Guy and Madonna to Yoga It Out Over the Holidays


Leading a bundle of racy weekend gossip items, Jay-Z shopped at BoConcept for a “sleep-size” sofa and some other furniture for his recording studio. Mario Batali paid $20,000 for an arty lunch box Michael Stipe did for a charity event for the Food Bank of New York. Aretha Franklin didn’t get to go onstage and sing at a military charity event in Times Square because people didn’t get the right sound permits. Amy Poehler said good-bye on SNL to go do her own NBC sitcom. Naomi Watts and Liev Schrieber gave birth to another baby boy in New York this weekend. Supermarket magnate and possible mayoral candidate John Catsimatidis’s daughter Andrea is dating Richard Nixon’s grandson Christopher Nixon Cox. Checkers in the check-out line! Divorcing couple Madonna and Guy Ritchie will spend Christmas as a family in England, but Madonna will eat only fish and, for those worried about her taut body crashing all at once if she takes a day off from yoga, will work out that day, too.

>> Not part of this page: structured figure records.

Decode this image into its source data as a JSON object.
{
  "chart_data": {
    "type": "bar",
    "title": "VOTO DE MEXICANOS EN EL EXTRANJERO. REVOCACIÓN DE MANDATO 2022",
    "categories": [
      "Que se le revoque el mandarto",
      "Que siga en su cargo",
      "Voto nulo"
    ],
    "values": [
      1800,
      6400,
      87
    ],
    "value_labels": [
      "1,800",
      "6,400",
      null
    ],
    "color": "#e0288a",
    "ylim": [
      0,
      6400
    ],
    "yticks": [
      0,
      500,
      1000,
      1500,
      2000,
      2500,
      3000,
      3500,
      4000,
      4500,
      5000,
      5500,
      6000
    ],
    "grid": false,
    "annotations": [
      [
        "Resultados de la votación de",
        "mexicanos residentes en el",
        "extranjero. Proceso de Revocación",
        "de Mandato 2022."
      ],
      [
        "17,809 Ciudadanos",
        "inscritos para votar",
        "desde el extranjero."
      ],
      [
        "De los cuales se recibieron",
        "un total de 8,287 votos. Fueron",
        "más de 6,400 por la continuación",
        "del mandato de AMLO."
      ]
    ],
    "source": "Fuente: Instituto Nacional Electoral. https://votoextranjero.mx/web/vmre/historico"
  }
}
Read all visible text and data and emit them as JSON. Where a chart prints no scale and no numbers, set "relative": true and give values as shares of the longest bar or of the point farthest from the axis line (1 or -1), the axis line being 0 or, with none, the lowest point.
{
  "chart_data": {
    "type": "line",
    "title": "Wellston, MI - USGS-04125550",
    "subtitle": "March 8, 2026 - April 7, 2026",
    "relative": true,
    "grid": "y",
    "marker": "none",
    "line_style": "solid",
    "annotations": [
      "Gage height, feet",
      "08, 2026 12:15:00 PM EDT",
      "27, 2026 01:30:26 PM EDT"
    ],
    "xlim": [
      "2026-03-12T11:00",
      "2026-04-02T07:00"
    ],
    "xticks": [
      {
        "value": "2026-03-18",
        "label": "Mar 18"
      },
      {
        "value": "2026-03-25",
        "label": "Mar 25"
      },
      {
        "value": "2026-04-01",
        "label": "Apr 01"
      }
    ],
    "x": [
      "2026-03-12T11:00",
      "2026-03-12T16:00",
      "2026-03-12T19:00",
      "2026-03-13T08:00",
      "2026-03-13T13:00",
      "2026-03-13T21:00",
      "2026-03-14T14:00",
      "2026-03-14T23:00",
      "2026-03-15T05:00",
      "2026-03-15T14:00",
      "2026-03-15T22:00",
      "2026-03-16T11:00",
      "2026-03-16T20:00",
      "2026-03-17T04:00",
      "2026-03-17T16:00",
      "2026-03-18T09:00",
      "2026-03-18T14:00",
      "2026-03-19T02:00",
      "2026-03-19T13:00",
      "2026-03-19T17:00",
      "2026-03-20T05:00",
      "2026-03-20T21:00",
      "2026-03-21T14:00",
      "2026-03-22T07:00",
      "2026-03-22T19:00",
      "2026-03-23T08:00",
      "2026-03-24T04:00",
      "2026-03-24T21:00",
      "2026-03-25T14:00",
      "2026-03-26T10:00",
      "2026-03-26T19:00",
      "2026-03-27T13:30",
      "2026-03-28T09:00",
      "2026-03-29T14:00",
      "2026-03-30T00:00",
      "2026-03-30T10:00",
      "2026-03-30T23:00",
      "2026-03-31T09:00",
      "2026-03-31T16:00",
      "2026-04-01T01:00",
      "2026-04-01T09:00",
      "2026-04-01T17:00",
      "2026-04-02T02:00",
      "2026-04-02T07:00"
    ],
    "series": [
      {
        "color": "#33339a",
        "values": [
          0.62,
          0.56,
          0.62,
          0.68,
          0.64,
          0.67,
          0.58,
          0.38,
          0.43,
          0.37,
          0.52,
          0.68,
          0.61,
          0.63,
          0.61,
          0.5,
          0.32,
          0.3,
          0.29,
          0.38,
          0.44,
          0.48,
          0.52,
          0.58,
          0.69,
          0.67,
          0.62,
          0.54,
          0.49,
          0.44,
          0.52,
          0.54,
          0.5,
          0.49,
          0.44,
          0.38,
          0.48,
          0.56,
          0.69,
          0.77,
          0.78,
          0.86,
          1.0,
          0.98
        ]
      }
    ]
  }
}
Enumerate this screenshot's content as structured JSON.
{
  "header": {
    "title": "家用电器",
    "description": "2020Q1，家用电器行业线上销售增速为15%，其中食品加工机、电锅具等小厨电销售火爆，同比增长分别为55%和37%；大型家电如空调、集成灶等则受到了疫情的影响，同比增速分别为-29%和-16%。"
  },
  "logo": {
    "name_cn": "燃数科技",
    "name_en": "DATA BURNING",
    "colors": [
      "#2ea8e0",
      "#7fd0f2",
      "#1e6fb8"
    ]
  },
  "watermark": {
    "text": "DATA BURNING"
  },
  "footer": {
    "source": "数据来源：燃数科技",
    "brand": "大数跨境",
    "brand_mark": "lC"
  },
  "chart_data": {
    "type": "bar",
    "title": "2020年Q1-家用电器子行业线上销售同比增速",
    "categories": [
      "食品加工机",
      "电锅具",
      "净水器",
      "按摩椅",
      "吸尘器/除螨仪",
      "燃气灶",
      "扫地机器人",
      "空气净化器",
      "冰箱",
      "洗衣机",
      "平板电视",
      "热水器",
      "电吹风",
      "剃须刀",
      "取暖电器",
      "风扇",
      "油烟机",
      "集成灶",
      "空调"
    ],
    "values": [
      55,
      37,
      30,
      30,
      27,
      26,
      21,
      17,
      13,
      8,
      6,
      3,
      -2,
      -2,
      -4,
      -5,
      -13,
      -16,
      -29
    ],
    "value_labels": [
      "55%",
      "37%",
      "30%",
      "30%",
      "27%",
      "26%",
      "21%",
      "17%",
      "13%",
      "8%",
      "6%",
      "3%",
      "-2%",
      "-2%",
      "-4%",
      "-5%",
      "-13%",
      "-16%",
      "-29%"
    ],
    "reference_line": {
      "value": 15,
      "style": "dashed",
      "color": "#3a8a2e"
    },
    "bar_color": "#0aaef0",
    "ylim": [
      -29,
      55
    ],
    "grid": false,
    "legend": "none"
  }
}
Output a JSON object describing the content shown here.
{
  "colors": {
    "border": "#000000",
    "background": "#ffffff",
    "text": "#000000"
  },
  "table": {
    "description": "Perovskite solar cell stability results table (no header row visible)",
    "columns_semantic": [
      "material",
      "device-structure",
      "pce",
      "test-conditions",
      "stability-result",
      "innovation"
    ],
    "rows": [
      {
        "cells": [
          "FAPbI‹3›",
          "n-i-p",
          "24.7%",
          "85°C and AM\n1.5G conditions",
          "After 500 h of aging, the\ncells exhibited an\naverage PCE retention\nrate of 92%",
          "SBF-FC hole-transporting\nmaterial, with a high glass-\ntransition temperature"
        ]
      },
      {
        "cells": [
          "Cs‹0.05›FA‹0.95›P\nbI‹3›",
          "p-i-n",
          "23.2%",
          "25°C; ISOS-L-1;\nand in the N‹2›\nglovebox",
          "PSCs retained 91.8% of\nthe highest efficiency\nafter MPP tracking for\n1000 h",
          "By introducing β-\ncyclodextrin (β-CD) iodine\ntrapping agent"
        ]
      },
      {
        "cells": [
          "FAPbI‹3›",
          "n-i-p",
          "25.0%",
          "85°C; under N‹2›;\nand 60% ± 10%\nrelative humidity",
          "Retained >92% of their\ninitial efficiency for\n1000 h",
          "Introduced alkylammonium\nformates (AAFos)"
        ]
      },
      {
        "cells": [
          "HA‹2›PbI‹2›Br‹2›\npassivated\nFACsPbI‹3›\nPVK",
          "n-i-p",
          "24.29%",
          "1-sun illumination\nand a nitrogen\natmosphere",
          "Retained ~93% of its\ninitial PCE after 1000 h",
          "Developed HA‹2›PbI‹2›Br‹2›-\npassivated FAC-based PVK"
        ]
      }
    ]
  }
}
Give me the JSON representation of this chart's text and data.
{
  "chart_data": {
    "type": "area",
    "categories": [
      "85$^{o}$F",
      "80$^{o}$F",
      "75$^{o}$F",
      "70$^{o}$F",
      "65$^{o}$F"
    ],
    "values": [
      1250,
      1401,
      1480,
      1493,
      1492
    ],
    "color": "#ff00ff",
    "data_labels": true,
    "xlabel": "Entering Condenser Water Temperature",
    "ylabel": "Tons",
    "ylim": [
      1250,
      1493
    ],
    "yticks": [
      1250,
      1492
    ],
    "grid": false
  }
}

Cindy Adams shrewdly predicts of Bernie Madoff that “the eventual movie will probably be titled ‘Betrayal.’” She also has a run-in with a short, old, mute waiter named Alfred. Charlie Sheen’s two young daughters were not hurt in a crash involving a car driven by their nanny. Andrew Morton’s shopping a book about Michelle Obama.

Jennifer Aniston was looking for backup boyfriends just in case she and John Mayer weren’t together for the premieres of her new movies. Not only is Britney guesting on Madonna’s tour, Madonna may guest on Britney’s tour. Marc Jacobs and Good Charlotte rocker Joel Madden are having a bromance. Ne-Yo wants to work with Marilyn Manson. Will Smith is probably going to do a Hancock sequel (maybe with Charlize Theron) and an I Am Legend prequel. Sigourney Weaver once woke up with a mouse on her chest and talked to him.